Against the Drowning Noise of Other Words, CCXI: "beach party and booms"
written in response to The New Yorker, July 28, 2025: Israel’s Zones of Denial
Amid national euphoria over the bombing of Iran—and the largely ignored devastation in Gaza—a question lurks: What is the country becoming?
FYI: Tel Aviv ranks among world's top ten beach cities (and party cities) in new National Geographic poll
And here are relevant excerpts and remarks taken from The New Yorker, July 28, 2025: "Israel’s Zones of Denial:"
When we go to the beach, you can hear the booms from Gaza. When you eat a lollipop or an ice cream, you hear things being blown up... Not only is reality horrible, you also don’t know what the real story is.
Etgar Keret, Israeli writer and Tel Aviv liberal
What we are doing in Gaza now is a war of devastation: indiscriminate, limitless, cruel and criminal killing of civilians.
-- Ehud Olmert, former Israeli Prime Minister.
... the war in Gaza has produced a people “who have lost everything and feel only humiliation and abandonment—and despise hypocritical Western moralism. This will feed future militants, and how they behave will be shaped by old grievances and new technologies—which Israel masters today, but they could master, too.” In the familiar pattern, today’s resolution is tomorrow’s tinderbox.
-- Malley Agha, who was once a peace negotiator for the Palestine Liberation Organization.
Haaretz, July 31: The Victim Identity Israel Built Over Generations Now Fuels Its Denial of Genocide in Gaza
Genocide does not require a single, explicit directive; rather, it's the result of a process in which rhetoric, policy, political discourse, collective dehumanization and repeated patterns of action converge into mass acts of destruction.
But the saddest chapter in Israel's increasing tendency to deny the genocide in Gaza is reserved for Yad Vashem, The Holocaust Martyrs' and Heroes' Remembrance Authority. The historians who work there and devote days on end to investigating the events of the Holocaust are choosing to silence their mouths and pens when it comes to the horrors of Gaza. In light of the flood of statements at the beginning of the war by Israeli politicians calling for mass killings there, a group of local scholars turned to Yad Vashem chairman Dani Dayan and requested that the institution publish a public condemnation of the declarations, specifically those calling for genocide. But in January 2024 Dayan replied to Prof. Amos Goldberg, who initiated the move: "The six million Jews who were murdered in the Shoah are entitled to an institution that deals with them and with them alone. Therefore, Yad Vashem doesn't deal with genocide as such but only with its interface with the Shoah… Our area of activity is the Shoah, and only the Shoah."

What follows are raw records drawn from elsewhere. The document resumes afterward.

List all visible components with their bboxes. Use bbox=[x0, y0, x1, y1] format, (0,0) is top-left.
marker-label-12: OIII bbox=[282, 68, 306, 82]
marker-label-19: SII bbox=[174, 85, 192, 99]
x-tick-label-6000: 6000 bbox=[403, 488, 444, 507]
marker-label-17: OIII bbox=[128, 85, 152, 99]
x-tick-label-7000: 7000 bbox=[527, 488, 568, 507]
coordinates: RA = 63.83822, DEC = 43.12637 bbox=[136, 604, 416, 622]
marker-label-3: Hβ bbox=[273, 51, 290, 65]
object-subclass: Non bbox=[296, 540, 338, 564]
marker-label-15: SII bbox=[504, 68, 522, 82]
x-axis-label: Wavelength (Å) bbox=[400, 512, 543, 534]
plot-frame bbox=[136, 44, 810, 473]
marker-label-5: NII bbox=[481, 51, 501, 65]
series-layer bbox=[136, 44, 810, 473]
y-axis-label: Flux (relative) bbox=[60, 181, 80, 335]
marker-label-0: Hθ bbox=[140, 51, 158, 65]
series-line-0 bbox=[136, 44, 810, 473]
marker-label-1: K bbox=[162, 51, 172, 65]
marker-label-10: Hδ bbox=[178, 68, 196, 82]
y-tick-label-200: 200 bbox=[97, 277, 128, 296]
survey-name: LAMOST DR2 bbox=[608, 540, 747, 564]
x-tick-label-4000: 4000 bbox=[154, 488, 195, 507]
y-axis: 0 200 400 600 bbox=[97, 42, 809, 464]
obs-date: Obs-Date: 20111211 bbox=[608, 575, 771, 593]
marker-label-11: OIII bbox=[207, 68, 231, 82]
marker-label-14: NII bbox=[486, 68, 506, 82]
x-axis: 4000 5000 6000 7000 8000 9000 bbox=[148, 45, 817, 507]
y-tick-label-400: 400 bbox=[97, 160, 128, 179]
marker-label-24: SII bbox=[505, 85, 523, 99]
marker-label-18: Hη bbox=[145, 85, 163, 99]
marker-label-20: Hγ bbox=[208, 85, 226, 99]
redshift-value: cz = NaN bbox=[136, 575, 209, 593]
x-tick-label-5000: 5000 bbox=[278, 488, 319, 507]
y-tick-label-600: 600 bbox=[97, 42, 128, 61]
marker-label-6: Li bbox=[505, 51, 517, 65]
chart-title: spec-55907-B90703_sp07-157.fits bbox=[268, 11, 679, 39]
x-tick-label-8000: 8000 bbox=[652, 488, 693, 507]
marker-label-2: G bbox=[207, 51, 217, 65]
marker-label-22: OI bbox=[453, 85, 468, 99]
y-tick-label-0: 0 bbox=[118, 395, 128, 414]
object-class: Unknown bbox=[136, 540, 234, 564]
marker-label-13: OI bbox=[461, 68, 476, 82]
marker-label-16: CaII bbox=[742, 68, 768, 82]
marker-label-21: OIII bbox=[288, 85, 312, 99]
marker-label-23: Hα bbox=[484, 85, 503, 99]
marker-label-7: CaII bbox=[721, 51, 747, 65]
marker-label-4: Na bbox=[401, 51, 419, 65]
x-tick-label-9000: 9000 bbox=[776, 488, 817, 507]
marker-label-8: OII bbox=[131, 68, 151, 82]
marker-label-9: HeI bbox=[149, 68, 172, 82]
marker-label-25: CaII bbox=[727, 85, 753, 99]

The comments written by the Yad Vashem chairman are unsettling not only because of his silence, but also because his words are wrapped in a cloak of ostensible institutional integrity, while turning an arrogant back to the sense of historic responsibility that is supposed to inform the memorialization of the Holocaust. "Six million Jews are entitled to an institution that deals with them alone," writes Dayan – suggesting an exclusivity of the memory of murdered Jews as an excuse for hardheartedness, for closing one's eyes and maintaining silence in the face of ongoing war crimes and tens of thousands of slaughtered and starved people. All part of the terrible crime being perpetrated by the descendants of another genocide, the Shoah, among others.
Wasn't the murder of six million Jews also enabled due to many around the world washing away responsibility? Yad Vashem's entrenchment in the claim that their expertise are limited to the Holocaust is an act of moral bankruptcy, of disavowal of responsibility based on institutional convenience and the ideological adoption of a governmental policy responsible for horrific war crimes. It is a dire betrayal of the values of liberty, justice and the sanctity of human life, which the memory of the Holocaust is supposed to teach us.
For the past three generations Israel has been constructing an identity of victimhood, ranging from acts perpetrated during the Holocaust to those of Hamas on October 7. It denies its own crimes and is therefore living in a permanently distorted reality. Any attempt to speak about Israel's crimes against the Palestinians is seen as a threat not only to the image of the nation but to its very survival. The defensive narrative has become foundational to Israel's national identity, and any criticism of this narrative is met with the kind of institutional and public violence we are witnessing today
And Haaretz, July 31: Americans Should Ask Not Only What War Has Done to Gaza, but Also What It's Done to Israel
Israeli TV debates have shown just how far the local media is willing to go to look away from Gaza. Since the war began, Israeli audiences have largely been shielded from the reality of Gaza's devastation. It's not just censorship – it's that most Israelis would rather not know.